KERRY HEALEY may hail from Harvard and Prides Crossing, but as the Republican gubernatorial nominee demonstrated this week, she's a street fighter.
And in a week when Democrat Deval Patrick has seemed a less than candid candidate with an awfully faulty memory, Healey has knocked him back on his heels.
Healey has attacked Patrick on two fronts: His representation of a Florida cop-killer and his parole advocacy for a Massachusetts rapist.
The toughest of the twin attacks comes in a visceral television ad castigating Patrick for the work he did as a NAACP Legal Defense Fund lawyer to spare Carl Ray Songer from the death penalty for the December 1973 murder of a Florida highway patrolman. The spot ends by asking whether voters want someone who has defended a cop-killer as their governor.
It's a powerful ad -- until you actually stop to think about it. Is Healey saying that someone sentenced to death doesn't deserve the benefit of competent counsel, that he doesn't have the right to appeal, or that his appeal shouldn't be fully considered?
``No, of course he had a right to appeal the sentence," says Healey campaign manager Tim O'Brien.
In this case, the Florida Supreme Court eventually agreed with arguments made in Songer's behalf, vacating his death sentence. He is now serving life, with the possibility of parole.
If one concedes that the criminal justice system should offer those opportunities, how is it a valid criticism of Patrick that he provided such representation?
Patrick's position on criminal justice issues is fair game -- but this ad hits below the belt.
Now to Patrick's personal advocacy for convicted rapist Benjamin LaGuer.
An indefatigable courter of opinion-makers, LaGuer beguiled a number of academics and journalists into thinking he might well have been wrongly convicted for the brutal rape and beating of a Leominster woman in 1983.

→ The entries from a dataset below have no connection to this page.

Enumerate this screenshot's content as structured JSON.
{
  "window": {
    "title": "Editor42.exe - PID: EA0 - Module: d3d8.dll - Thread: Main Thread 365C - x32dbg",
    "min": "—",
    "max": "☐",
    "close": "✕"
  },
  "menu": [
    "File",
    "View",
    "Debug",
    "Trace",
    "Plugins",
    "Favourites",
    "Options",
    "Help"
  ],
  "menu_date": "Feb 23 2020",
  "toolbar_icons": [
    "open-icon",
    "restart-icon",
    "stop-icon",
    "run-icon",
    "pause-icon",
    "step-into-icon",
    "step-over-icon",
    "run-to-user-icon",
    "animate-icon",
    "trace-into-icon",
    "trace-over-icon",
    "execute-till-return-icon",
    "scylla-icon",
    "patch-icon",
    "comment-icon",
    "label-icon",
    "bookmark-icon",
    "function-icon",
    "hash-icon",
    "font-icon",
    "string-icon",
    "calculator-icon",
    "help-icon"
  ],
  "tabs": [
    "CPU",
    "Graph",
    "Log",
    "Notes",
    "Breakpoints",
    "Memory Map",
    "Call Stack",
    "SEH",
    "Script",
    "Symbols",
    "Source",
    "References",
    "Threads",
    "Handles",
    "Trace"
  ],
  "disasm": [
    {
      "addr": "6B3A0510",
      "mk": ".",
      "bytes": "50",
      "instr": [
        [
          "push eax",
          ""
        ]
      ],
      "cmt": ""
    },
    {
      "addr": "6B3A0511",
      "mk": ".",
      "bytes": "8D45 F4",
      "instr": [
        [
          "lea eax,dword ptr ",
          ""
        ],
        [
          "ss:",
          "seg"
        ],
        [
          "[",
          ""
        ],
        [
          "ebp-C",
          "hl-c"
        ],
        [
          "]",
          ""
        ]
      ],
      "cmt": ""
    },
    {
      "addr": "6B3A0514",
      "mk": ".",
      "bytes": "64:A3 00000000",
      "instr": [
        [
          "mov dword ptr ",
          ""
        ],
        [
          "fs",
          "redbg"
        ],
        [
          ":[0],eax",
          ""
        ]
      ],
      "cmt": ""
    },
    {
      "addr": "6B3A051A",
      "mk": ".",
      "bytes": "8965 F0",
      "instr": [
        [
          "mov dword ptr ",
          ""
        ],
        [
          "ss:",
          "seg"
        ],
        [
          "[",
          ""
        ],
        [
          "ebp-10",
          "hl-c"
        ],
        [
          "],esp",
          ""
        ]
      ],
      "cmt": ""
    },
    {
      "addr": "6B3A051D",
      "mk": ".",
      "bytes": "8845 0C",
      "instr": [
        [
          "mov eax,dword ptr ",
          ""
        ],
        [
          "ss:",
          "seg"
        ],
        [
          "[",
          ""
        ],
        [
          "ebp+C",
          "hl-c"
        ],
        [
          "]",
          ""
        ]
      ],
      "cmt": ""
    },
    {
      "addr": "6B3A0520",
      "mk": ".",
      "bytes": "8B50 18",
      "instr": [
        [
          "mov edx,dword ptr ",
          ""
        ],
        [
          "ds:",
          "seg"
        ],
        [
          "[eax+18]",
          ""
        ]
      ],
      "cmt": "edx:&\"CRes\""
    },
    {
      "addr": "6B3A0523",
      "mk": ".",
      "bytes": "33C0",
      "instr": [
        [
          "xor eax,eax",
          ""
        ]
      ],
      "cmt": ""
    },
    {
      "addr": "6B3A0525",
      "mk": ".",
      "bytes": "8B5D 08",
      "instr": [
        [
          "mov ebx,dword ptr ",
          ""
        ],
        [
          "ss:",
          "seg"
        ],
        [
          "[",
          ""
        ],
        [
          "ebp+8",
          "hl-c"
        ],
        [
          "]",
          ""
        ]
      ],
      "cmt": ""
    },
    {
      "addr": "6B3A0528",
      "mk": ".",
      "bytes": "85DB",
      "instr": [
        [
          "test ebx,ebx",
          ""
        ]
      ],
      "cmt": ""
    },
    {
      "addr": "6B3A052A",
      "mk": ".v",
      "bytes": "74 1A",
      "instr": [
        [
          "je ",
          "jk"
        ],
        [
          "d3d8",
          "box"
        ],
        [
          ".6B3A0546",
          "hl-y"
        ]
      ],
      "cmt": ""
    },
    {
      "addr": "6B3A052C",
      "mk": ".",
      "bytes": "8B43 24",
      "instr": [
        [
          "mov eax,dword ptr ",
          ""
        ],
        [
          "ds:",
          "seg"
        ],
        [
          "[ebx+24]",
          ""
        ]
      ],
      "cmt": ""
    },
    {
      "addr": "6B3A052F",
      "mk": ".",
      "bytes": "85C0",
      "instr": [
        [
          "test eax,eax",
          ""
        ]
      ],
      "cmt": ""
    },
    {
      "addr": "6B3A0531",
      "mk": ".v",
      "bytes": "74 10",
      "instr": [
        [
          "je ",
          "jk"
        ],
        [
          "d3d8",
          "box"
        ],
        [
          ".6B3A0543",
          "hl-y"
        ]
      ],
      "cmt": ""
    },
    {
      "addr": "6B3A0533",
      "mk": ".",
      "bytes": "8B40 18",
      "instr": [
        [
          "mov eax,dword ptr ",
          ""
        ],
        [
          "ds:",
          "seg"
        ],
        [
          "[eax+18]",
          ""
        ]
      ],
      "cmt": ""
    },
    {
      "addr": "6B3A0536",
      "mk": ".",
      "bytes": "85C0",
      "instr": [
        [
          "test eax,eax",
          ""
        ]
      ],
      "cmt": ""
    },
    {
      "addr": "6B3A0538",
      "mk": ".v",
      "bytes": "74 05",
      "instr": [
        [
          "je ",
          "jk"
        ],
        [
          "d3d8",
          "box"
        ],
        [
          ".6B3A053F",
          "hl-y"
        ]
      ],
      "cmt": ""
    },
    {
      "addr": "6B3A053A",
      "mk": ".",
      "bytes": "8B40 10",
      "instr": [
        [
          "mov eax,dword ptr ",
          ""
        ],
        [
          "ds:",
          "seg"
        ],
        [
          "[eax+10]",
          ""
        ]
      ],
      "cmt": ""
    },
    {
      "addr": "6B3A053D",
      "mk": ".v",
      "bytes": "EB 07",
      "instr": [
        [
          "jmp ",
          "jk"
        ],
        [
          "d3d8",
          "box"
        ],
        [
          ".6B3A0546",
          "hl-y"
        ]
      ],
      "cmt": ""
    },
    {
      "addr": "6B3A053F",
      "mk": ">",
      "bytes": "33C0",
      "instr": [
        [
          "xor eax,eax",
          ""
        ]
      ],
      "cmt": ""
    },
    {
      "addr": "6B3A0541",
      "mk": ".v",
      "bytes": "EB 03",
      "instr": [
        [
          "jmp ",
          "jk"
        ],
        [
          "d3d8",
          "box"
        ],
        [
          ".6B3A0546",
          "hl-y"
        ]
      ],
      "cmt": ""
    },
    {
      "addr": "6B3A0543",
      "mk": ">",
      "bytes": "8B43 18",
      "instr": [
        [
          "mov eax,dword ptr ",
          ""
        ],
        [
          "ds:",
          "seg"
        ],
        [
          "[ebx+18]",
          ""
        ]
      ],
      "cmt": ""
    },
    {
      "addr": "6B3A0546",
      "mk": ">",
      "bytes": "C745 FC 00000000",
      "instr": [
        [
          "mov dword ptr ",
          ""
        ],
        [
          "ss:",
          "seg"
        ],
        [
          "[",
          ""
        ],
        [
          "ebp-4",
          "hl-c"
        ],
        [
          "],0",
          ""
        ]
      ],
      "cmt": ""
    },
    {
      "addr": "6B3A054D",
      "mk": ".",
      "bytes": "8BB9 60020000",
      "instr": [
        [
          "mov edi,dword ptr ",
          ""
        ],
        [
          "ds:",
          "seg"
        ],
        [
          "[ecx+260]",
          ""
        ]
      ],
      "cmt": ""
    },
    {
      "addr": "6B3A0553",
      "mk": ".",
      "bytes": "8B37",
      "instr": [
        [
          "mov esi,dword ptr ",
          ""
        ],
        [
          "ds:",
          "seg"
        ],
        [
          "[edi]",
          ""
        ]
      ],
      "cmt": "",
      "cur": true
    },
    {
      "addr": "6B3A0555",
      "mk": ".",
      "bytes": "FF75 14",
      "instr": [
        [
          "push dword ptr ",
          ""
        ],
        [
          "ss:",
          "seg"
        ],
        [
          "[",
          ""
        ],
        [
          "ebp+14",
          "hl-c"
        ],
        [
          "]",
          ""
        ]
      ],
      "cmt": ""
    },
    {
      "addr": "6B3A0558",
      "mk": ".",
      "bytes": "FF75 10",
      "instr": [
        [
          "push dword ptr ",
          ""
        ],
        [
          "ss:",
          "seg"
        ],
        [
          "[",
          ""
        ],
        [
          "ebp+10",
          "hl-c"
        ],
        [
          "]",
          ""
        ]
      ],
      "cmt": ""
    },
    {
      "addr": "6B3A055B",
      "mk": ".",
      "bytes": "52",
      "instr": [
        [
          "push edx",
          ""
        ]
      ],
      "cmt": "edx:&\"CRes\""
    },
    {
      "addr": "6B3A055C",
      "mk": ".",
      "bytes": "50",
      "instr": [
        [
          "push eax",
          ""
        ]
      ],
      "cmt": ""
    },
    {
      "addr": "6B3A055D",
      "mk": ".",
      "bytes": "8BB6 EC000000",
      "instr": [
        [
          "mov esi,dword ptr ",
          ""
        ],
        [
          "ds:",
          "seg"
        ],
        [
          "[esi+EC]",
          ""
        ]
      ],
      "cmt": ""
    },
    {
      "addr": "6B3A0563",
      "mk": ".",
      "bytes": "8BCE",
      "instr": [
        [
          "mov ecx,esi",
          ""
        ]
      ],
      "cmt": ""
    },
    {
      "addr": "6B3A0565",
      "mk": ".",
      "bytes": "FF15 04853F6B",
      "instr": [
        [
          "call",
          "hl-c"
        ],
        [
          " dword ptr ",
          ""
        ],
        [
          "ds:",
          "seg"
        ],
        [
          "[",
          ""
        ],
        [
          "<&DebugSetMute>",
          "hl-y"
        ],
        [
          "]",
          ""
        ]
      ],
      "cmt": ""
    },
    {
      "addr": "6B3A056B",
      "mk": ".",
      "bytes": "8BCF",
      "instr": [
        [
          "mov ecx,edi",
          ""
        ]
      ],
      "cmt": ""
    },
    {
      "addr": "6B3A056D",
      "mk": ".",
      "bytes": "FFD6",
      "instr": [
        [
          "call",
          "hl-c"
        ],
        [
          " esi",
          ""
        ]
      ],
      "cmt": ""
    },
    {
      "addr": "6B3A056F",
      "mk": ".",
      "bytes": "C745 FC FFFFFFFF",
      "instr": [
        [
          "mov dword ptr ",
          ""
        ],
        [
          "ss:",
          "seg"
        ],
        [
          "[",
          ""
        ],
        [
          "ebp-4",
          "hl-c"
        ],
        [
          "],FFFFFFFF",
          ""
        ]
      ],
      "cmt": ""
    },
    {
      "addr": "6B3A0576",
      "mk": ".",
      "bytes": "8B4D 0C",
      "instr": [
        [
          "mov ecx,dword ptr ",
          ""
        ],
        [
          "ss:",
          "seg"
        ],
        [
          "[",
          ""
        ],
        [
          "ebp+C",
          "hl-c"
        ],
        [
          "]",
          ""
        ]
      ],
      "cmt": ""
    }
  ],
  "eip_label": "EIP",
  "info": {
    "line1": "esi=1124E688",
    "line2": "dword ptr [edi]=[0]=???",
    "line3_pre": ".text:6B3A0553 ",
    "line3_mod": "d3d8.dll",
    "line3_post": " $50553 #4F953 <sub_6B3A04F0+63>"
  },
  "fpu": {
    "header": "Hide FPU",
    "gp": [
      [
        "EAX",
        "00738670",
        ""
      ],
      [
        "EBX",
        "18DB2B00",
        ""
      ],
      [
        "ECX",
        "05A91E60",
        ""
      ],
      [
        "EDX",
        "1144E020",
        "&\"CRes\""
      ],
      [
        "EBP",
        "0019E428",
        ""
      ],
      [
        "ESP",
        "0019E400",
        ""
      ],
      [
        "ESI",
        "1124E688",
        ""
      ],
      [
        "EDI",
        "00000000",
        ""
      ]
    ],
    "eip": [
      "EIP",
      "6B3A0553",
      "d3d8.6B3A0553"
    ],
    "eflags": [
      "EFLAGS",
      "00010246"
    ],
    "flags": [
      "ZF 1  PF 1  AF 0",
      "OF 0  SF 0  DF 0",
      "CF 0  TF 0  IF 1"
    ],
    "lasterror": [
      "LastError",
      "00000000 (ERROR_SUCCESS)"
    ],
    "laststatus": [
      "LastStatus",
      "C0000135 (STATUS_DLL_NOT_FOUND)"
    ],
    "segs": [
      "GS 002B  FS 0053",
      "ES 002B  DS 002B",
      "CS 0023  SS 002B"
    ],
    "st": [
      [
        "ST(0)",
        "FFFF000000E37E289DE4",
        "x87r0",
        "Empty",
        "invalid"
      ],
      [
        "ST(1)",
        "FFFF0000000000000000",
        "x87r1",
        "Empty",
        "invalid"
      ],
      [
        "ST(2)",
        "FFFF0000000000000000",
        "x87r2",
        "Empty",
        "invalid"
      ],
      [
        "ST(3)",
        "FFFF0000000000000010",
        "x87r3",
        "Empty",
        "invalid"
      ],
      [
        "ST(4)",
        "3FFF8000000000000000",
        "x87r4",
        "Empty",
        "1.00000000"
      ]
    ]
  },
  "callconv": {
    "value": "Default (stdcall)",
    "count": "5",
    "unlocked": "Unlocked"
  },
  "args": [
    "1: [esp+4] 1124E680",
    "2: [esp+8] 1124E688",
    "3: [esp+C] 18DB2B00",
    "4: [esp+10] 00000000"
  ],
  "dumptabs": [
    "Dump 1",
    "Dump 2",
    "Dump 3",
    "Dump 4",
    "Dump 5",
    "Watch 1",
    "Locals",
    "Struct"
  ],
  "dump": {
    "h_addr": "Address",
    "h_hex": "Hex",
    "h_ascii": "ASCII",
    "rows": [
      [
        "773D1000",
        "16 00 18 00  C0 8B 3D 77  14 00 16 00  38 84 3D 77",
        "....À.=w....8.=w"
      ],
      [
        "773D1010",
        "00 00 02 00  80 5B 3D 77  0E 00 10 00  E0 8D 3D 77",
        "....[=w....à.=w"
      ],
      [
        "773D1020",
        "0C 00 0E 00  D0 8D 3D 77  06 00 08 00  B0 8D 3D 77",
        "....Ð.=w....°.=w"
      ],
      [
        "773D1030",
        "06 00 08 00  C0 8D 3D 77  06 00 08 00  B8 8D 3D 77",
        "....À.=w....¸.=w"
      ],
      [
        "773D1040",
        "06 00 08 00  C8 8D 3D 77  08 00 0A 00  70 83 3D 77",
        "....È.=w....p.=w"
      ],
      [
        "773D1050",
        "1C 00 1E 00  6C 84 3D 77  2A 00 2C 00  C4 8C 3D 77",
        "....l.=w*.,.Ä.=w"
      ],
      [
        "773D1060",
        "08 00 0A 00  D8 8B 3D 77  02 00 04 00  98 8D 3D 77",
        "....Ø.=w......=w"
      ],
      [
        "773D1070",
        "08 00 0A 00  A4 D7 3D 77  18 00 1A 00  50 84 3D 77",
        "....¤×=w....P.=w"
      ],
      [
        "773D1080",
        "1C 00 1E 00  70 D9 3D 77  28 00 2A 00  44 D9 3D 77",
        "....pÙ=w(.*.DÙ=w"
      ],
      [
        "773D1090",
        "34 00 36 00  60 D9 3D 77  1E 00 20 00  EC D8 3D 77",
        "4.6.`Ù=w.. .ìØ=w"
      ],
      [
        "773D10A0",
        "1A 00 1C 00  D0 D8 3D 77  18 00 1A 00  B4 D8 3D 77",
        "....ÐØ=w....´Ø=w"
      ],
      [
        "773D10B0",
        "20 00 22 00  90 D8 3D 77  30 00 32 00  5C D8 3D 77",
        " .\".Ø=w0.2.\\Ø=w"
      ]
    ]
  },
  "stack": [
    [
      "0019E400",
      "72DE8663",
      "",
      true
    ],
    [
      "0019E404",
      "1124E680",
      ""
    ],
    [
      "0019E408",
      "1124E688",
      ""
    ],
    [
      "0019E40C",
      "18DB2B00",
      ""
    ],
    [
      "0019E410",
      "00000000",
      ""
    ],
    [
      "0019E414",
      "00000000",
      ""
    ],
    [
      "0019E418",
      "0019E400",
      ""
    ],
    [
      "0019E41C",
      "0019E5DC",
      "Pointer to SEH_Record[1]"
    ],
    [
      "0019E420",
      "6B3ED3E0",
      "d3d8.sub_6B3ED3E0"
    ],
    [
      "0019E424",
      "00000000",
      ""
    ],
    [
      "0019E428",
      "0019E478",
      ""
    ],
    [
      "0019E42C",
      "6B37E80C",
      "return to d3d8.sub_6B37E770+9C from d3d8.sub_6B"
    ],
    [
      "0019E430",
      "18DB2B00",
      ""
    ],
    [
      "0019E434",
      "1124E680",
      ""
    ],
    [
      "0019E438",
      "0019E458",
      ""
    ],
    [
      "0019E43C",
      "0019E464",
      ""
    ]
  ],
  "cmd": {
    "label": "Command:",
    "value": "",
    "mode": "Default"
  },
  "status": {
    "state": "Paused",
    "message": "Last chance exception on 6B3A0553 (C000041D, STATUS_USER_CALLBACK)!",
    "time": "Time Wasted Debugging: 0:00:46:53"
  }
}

But his claim of innocence suffered a huge blow in 2002 when DNA testing his supporters had paid for actually linked LaGuer to the crime. (He has since suggested that police obtained a sample of his semen to frame him, years before DNA-testing became a forensic tool, no less.)
Certainly Patrick has seemed less than forthcoming about what he has done to help LaGuer.
Initially, Patrick said that his ``sole involvement" had been to write the parole board 10 or 15 years ago.
Actually, as the Globe reported Wednesday, Patrick sent one letter in 1998 and a second, virtually identical one in 2000.
And then there's the 2001 contribution Patrick made to help pay for the DNA testing -- a contribution Patrick initially told Globe columnist Adrian Walker that he had ``absolutely no memory of."
Further, Patrick's own account of the role he played leaves one wondering about his judgment. In a Wednesday interview, Patrick said that he didn't know LaGuer, adding that ``I can't say I studied the record with care."
``The issue that came to my attention at the time was the fairness of his trial and particularly the fairness of the jury deliberations," he told me.
Legitimate concerns, certainly, but why, then, had he pushed for parole for LaGuer and not a new trial? Because he wasn't representing LaGuer, and anyway, ``you don't address that to the parole board," Patrick said. ``The only thing you can address to the parole board is his readiness for parole."
But if he didn't know LaGuer, it's difficult to see how he could make a responsible assessment of that readiness.
``I had corresponded with him," Patrick noted later. ``You get an impression of him from that correspondence."
Or a misimpression, perhaps. So does Patrick now feel deceived by LaGuer?
``No," he said. ``Ben wouldn't be the first guilty person in prison who was maintaining vigorously their own innocence. . . . I am glad he got the DNA testing. I hope that is the end of it."
After the DNA results came back, did he tell LaGuer he no longer supported him?
``I don't think I conveyed anything to him when I found out, because I didn't have a relationship with him," Patrick said. ``Understand, I wasn't looking, by writing to the parole board, to have his conviction up-ended."
No. Rather, he was trying to get LaGuer released, based on a sense he felt he had of the convict from his letters.
Forgive me if I don't find Patrick's role or his reasoning -- or, for that matter, this week's political performance -- particularly reassuring.